В «Монд» мне пришло четырнадцать писем с выражением сочувствия и три гневных: «Всем известно, что истории с пытками – обычное доказательство в арсенале адвокатов ФНО. Но это одна из форм правосудия, – вот все, что можно сказать в ответ», – написала мне одна «черноногая», перебравшаяся в Париж. Приходили и другие, дружеские письма. «Нет, к скандалу нельзя привыкнуть, но нас никто не информирует!» – писал один из моих корреспондентов. «Мы с мужем думали, что после прихода де Голля уже не пытают», – потрясенно писала другая. Мы создали комитет в защиту Джамилы Бупаша. Президенту Республики были направлены телеграммы с просьбой об отсрочке процесса. Франсуаза Саган выступила в «Экспресс» со статьей в поддержку этой кампании. «Монд» был изъят в Алжире из-за моей статьи, а также из-за страницы, посвященной делу Одена. «Четыреста тысяч франков убытков, и так каждый раз!» – с упреком в голосе сказал мне по телефону месье Готье.

Двенадцатого июня в Мютюалите должен был состояться конгресс в защиту мира в Алжире, который был запрещен. Суд над Жоржем Арно состоялся 17 июня, Сартр выступал там свидетелем. Я пришла рано и долго ждала у дверей казармы Рёйи вместе с Пежю, Ланзманном, Эвелиной и женой Арно; он был доволен своим пребыванием в тюрьме, сказала нам она, это позволило ему поговорить с алжирскими заключенными. Я села в первых рядах; зал был полон, поистине парижский зал, где собралась вся левая интеллигенция. Арно выступил очень хорошо, не стараясь произвести эффект, без нажима. Некоторые свидетели ограничились его защитой в плане профессиональном; многие, с помощью вопросов адвокатов, поддержали обвинительную речь Арно. Через него судебный процесс был направлен против интеллектуалов в целом, и Масперо насмешил нас, представившись с вызовом: «Я интеллектуал и горжусь тем, что я интеллектуал из старинной семьи интеллектуалов, три поколения интеллектуалов». В переполненном зале было нестерпимо жарко, и вскоре после свидетельских показаний Сартра я ушла вместе с ним. Арно был осужден – это было в порядке вещей, – но условно. Он вышел в тот же вечер.
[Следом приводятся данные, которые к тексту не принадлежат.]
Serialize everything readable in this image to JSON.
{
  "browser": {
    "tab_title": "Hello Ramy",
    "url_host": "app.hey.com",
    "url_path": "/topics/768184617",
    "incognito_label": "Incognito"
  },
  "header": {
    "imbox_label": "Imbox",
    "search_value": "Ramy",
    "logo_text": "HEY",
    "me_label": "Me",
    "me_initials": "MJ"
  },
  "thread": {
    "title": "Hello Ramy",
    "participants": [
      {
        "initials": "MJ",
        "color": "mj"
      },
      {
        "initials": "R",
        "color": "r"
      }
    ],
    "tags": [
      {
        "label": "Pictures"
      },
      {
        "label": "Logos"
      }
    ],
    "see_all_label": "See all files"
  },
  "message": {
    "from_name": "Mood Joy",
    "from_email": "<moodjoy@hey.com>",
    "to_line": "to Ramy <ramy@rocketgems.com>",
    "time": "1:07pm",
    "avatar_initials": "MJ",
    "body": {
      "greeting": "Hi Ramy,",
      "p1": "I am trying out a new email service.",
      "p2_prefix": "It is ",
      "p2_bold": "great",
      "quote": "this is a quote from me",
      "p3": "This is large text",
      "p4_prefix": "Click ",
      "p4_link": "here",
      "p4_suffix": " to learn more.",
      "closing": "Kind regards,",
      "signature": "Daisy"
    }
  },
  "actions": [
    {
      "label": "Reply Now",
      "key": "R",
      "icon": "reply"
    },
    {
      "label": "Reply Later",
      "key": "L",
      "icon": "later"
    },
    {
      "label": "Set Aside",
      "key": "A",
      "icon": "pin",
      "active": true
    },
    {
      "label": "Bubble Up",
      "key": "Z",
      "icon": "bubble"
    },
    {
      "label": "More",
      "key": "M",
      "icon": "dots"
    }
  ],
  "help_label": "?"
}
Во время судебного заседания один журналист сообщил мне, что процесс Джамилы отложен: алжирские власти удалили Жизель Халими, и суд, зная о той огласке, которую получило дело, не осмелился вынести девушке приговор в отсутствие ее адвоката. Теперь речь шла о преследовании ее истязателей. Расследование на месте автоматически привело бы к заключению об отсутствии состава преступления, необходимо было добиться отстранения алжирских судебных инстанций от производства по этому делу, и только лишь Мишле, министр юстиции, вправе был потребовать этого в кассационном суде.